Sebastian Hartmanns Nicht-Inszenierung von Sean O'Caseys "Purpurstaub" zeigt schöne Bilder - und die hässlichsten Kostüme der Saison. Schön, dass in Deutschland auch diese Art "kunstvoll verbrämten höheren Schwachsinns" subventioniert ist, meint Karin Fischer in ihrer Theaterkritik.

Von Karin Fischer | 19.05.2014
    Halle der Ruhrfestspiele in Recklinghausen, Blick vom Boden auf ein Glasgebäude, im Vordergrund eine Skulptur
    Die Ruhrfestspielhalle in Recklinghausen (dpa/picture alliance/Jan-Philipp Strobel)
    Es beginnt vielversprechend mit den Klängen von E-Gitarre und Orgel. Der Schriftzug "DUST" schiebt sich leuchtend von oben in den üppig wabernden Bühnennebel. Auf einem dünnen Silbervorhang vorne kann man PUR PUR lesen. Das ist für sehr lange Zeit auch der einzige Zusammenhang zwischen dem Stück und der Inszenierung: dieser aufgemalte Titel. Denn was dann folgt, stellt auch den abgebrühtesten Theater-Zuschauer auf eine harte Probe: Eine gefühlte halbe Stunde tanzt das Bühnenpersonal vor dem Vorhang zu einer Endlosschleife irischer Folklore-Musik so vor sich hin. Schon zwei Stunden vor Anpfiff des Pokalfinales ist man im Festspielhaus in Recklinghausen in demonstrativer Partylaune. Danach sprechen alle undeutlich und mit hochgetunten oder tief gestellten Stimmen, die Sprache schrecklich dialektal verstümmelt.

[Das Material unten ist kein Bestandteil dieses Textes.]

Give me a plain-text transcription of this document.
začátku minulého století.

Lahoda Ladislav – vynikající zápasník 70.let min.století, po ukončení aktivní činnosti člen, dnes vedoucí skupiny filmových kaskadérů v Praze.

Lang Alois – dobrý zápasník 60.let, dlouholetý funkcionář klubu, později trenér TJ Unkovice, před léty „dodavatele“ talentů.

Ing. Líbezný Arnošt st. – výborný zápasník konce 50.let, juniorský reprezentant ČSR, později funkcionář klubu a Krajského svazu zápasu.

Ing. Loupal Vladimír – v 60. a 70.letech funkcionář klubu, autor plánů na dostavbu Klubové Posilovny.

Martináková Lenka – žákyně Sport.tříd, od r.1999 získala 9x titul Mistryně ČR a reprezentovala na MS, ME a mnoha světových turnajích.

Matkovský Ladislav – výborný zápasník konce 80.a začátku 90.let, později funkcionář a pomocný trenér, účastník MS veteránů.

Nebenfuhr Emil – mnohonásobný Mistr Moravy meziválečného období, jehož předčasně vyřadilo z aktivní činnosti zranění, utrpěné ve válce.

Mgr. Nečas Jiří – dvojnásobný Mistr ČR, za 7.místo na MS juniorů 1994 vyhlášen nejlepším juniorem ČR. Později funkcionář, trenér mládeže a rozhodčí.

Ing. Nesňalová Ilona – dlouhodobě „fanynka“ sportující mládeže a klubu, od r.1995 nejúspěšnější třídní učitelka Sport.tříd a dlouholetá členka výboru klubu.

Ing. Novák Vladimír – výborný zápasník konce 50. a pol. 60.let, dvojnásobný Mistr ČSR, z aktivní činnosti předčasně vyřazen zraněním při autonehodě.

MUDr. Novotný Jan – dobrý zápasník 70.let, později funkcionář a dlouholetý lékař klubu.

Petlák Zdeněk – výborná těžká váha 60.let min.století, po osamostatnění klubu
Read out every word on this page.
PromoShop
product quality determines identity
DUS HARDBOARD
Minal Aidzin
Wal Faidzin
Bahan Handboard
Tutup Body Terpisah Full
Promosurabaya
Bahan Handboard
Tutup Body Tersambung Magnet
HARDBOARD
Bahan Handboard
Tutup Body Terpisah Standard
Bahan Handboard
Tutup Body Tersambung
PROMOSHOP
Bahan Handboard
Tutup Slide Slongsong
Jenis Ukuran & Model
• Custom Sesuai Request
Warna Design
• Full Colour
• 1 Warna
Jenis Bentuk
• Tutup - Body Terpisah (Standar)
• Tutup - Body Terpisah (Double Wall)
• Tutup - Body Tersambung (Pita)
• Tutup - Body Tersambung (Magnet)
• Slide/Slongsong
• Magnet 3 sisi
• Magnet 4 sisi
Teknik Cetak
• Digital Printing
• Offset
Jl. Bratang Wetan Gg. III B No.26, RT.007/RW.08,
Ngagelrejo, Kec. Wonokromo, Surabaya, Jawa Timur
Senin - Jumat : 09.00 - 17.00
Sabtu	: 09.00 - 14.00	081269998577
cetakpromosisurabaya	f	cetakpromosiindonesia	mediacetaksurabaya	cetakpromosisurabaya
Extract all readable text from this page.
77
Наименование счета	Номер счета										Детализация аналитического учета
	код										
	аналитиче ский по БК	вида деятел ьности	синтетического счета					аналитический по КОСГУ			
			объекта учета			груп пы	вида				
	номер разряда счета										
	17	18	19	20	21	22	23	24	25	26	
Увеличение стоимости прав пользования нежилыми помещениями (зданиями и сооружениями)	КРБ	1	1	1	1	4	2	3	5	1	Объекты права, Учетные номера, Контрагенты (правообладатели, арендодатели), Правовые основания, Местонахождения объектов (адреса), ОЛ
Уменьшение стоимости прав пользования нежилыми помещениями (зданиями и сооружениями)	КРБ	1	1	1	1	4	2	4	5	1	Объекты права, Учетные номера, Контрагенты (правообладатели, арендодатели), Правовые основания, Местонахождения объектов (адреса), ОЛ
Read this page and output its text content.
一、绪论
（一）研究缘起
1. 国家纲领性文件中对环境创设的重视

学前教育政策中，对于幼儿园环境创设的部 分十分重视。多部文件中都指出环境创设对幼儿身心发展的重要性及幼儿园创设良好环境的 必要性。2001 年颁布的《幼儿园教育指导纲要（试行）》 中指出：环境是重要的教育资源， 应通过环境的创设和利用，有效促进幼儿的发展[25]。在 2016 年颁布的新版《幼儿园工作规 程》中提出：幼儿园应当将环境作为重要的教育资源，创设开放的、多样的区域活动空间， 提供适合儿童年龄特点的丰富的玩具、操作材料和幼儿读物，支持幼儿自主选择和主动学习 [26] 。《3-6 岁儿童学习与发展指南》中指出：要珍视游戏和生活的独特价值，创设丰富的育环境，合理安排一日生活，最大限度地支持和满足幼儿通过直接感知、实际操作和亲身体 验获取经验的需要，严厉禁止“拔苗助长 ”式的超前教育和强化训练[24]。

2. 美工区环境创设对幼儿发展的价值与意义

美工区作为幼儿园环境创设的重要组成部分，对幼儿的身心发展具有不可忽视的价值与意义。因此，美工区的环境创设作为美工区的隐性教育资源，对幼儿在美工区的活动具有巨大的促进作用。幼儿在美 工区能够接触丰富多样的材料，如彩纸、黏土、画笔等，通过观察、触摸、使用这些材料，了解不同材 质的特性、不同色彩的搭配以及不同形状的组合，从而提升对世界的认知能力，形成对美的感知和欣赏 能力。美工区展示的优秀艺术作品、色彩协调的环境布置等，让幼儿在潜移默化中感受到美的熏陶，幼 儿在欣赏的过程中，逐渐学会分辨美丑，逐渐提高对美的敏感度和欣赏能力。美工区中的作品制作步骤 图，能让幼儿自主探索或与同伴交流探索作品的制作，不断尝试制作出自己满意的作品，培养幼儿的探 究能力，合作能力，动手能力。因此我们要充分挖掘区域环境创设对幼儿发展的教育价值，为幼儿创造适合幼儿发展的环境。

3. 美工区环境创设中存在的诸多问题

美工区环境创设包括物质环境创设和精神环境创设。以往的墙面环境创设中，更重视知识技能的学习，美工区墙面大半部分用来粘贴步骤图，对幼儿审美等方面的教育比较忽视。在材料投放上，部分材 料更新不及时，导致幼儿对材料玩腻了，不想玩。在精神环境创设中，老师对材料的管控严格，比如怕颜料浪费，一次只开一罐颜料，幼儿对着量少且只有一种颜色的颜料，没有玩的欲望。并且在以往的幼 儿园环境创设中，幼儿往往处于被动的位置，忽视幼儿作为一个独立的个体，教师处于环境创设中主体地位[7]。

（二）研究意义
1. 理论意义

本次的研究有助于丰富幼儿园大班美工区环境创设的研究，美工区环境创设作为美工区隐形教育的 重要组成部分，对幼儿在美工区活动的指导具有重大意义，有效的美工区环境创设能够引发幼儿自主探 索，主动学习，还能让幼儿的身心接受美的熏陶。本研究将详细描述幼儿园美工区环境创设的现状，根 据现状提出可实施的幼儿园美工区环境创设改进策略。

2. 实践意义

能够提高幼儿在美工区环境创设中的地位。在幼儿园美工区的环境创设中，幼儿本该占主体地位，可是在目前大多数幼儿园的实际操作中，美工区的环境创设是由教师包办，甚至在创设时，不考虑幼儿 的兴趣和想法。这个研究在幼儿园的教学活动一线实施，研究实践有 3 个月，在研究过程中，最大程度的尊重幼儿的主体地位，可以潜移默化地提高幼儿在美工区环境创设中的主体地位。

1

    "Schööuun. Nu hab dr mal nich sole. Es ist doch alles das Landlebele. Jetzt fängt das Lebele erst richtig anele!"
    In der ersten Stunde erfährt man in etwa, dass man sich in einem Landsitz aus der Tudor-Zeit in Irland befindet. Der Sinn des Stücks von Sean O'Casey und der Inszenierung bleibt aber auch für den Rest der vierstündigen Aufführung im Dunkeln.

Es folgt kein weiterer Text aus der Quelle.